Stock markets are rebounding at last after a great recession due to the coronavirus pandemic. Even though there are some concerns because of U.S. and China’s soured relationship, investors are still optimistic. The sentiment improved as the countries lifted some restrictions, and the majority of businesses reopened.
Still, the pandemic hit most of the traders hard. After several major sell-offs, they are in need of building their portfolios. However, it’s not easy to buy high-priced stocks when you are low in funds. That’s why analysts recommend penny stocks, which are easily affordable and, if chosen correctly, very profitable. Here are two companies which show good promise. See, if they suit you.
Experts advise buying the two following penny stocks. Why’s that?
Ra Medical Systems is from the Tech sector. The company had some difficulties during the last month. Its shares dropped to new 52-week lows of $0.35 after Ra Medical announced a $10 million discounted share offering. However, the stock recovered soon.
Its shares have begun rising this week, especially after the company stated that offering was officially closed. Ra Medical plans to use the net proceeds from the offering for general corporate purposes. That includes working capital, Ra Medical’s atherectomy indication trial and engineering efforts, along with supporting Ra Medical’s commercial relaunch strategy.

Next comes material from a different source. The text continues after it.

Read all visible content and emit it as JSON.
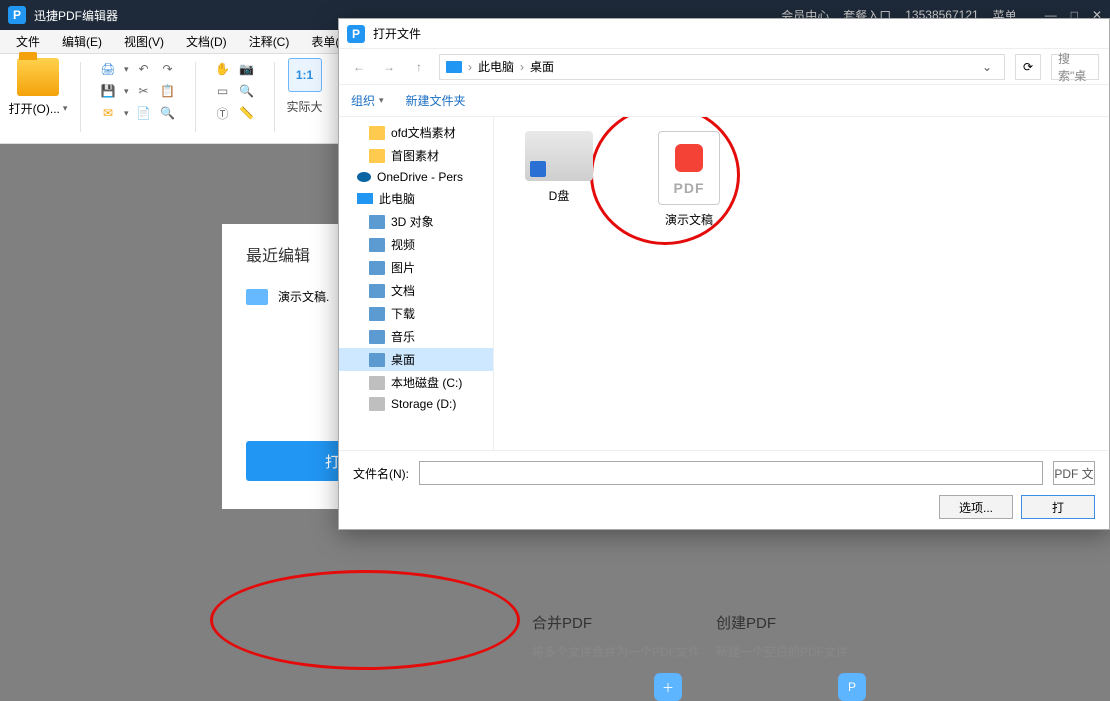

Bionano Genomics is another medical stock which has been steadily climbing up during the last few sessions. It will release its first-quarter earnings on June 14th. The company is also holding a shareholder meeting at the end of June. Among topics of discussion, Bionano wants shareholders to approve a reverse split.
The company made a statement about a serious breakthrough in its work last week. Erik Holmlin, PhD and CEO of Bionano Genomics, announced that their technology – Saphyr, which they call the future of cytogenetic analysis, is ready for widespread clinical adoption.